Amazon.com: What does the title, "Poison Sleep" refer to?
Pratt: There's a character in the book named Genevieve Kelley--I hate to call her the "antagonist" since she's more a catalyst for the bad things that happen--who suffered a pretty traumatic experience about fifteen years ago. In the aftermath of her attack, she went catatonic. Which wouldn't be so bad...but she happens to be a powerful psychic, and her nightmares have a way of bleeding over into reality, with disastrous results. As the novel begins, she's just rather inadvertently escaped from a hospital for criminally insane sorcerers called the Blackwing Institute (sort of my homage to Arkham Asylum and other such fictional places). Now she's wandering around loose, transitioning between this world and her own dream world, and her nightmares are increasingly potent...and sentient. My main character, Marla Mason, is chief sorcerer in the city of Felport (sort of a rust-belt place that's seen better days), a kind of secret ruler in charge of protecting the city from supernatural menace, and keeping the ordinary citizens from discovering the monsters in their midst. She has to stop Genevieve's nightmares from destroying the city, preferably without killing Genevieve in the process (though she's open to that as a possibility of last resort). To answer your actual question, Genevieve's sleep is literally poisonous, and the title comes from the Shelley poem "Mutability": "A dream has power to poison sleep."
Amazon.com: You have what sounds like a "slow assassin" in your novel. In what sense of "slow"?

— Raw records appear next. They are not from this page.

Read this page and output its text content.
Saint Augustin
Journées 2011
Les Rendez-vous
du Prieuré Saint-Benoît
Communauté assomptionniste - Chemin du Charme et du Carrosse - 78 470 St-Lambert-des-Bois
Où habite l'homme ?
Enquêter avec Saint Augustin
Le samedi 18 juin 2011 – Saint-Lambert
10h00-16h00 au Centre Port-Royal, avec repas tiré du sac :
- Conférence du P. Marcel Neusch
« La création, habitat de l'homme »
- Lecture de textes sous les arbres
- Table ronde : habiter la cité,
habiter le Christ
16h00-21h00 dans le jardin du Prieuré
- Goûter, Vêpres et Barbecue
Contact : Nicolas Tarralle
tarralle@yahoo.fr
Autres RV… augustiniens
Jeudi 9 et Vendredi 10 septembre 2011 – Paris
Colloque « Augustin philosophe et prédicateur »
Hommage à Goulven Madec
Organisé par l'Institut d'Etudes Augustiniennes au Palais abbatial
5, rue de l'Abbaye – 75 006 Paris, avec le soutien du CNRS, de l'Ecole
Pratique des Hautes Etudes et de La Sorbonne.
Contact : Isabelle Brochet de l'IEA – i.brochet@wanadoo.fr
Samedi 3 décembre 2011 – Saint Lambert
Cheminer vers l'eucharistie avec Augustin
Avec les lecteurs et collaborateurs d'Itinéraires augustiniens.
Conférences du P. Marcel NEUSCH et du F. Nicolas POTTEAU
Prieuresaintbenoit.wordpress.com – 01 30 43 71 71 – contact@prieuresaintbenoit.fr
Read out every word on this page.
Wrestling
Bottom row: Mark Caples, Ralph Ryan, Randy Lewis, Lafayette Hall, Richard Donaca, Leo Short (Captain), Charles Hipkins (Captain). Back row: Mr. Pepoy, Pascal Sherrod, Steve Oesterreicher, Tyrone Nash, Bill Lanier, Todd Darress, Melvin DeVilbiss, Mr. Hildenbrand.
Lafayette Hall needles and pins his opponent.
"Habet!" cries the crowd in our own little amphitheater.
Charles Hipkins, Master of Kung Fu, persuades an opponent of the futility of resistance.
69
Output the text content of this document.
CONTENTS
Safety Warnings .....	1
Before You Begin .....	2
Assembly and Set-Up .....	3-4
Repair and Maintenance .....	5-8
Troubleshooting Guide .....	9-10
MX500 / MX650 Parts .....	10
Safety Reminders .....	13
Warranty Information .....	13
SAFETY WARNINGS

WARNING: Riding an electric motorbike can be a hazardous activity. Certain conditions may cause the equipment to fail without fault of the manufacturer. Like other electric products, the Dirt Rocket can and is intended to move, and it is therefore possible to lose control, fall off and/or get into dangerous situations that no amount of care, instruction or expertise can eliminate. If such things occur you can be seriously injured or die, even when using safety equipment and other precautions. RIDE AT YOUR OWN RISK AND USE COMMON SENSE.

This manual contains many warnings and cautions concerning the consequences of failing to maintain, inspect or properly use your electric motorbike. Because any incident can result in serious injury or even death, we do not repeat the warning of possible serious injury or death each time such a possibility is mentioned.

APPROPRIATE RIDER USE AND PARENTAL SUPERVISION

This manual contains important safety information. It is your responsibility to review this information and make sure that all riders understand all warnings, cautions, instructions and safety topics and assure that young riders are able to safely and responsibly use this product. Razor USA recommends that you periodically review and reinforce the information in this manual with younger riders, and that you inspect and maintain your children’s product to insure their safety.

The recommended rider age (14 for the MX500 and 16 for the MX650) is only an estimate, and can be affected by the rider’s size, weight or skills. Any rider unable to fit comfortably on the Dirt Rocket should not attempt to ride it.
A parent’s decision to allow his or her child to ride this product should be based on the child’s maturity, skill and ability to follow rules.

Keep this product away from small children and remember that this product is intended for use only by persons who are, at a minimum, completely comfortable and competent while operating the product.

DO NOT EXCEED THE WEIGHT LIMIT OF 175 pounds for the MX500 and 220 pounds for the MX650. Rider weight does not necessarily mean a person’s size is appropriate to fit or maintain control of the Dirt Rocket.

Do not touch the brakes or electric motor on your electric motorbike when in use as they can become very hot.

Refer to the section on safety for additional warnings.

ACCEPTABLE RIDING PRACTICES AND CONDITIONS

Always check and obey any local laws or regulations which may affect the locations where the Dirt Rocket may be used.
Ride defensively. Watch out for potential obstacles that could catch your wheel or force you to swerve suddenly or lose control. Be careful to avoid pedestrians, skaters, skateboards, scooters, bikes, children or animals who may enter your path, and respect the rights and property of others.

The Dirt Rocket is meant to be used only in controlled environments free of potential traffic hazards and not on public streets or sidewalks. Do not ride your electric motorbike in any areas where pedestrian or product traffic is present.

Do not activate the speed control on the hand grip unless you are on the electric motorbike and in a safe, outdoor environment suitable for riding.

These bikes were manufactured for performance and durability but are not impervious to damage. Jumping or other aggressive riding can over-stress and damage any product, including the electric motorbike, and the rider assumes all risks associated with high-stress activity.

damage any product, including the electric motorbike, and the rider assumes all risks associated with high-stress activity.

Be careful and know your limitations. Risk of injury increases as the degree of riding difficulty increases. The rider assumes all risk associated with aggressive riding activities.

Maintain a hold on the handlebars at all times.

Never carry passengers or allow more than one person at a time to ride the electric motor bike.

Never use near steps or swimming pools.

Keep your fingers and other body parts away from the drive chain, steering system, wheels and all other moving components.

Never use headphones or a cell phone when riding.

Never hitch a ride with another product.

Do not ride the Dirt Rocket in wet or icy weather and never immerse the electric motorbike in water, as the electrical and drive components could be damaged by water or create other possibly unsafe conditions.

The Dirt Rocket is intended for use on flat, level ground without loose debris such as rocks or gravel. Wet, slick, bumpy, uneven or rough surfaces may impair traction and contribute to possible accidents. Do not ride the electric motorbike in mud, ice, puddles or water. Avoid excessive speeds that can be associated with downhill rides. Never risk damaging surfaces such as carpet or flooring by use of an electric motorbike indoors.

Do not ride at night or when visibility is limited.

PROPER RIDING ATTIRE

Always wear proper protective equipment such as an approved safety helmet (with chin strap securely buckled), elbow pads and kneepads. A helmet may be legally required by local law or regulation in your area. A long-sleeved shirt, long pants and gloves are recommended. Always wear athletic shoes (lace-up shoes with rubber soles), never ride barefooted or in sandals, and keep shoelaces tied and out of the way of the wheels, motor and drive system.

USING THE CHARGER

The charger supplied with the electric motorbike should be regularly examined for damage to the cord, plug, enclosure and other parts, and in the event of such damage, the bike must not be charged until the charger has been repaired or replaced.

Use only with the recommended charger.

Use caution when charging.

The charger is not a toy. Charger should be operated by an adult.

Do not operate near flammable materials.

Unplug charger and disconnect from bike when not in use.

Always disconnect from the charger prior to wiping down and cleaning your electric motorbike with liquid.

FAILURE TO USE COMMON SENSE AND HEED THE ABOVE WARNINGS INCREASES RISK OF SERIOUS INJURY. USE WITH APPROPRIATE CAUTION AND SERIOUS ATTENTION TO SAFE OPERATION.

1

Pratt: Ah, the slow assassins. Basically, in the world of my novel, there's a group of incredibly skilled, very expensive, highly trained hired killers who specialize in mixing psychological torment with murder. You can hire a slow assassin for contracts that last from a few months, to a few years, to decades. They'll stalk a target of your choice for the assigned duration, first introducing themselves and letting the target know he's marked... but without letting him know how much time he has left to live. The idea is to destroy the target's ability to rest, make them look over their shoulder for the rest of their life, etc. And then eventually bump them off. (Obviously it's a small coterie of killers, servicing a very sadistic and wealthy niche clientele.)
Amazon.com: Any particular reader response you've enjoyed?
Pratt: Most people seem to think this book is better than Blood Engines, the first in the series, which is incredibly gratifying to hear--one always worries about a sophomore slump in a series like this. I mean, I think Poison Sleep is better, but what do I know? People also seem to appreciate the fact that the books are standalones, with a plot in each book that actually resolves. Readers who like my protagonist more because she's a teeny bit sociopathic and callous also please me.
Amazon.com: Any influences on these books the readers of the series might be surprised by?
Pratt: They might be more surprised by what my influences aren't--I actually didn't read much "urban fantasy" at all before writing these books. Though after people like Kim Harrison and Kelley Armstrong and C.E. Murphy started giving me blurbs, I did go and read their books. I've never read Laurell Hamilton's Anita Blake novels (though I have the first one on a shelf somewhere, waiting), or Jim Butcher's Dresden Files novels...I didn't set out to write in a hot subgenre, though it was a happy accident. I was just writing contemporary fantasy, like I always do, mostly influenced by Stephen King, Clive Barker, Charles de Lint, and Jonathan Carroll. They were the ones I read at 10 or 12 years old, who really formed the DNA of my writing.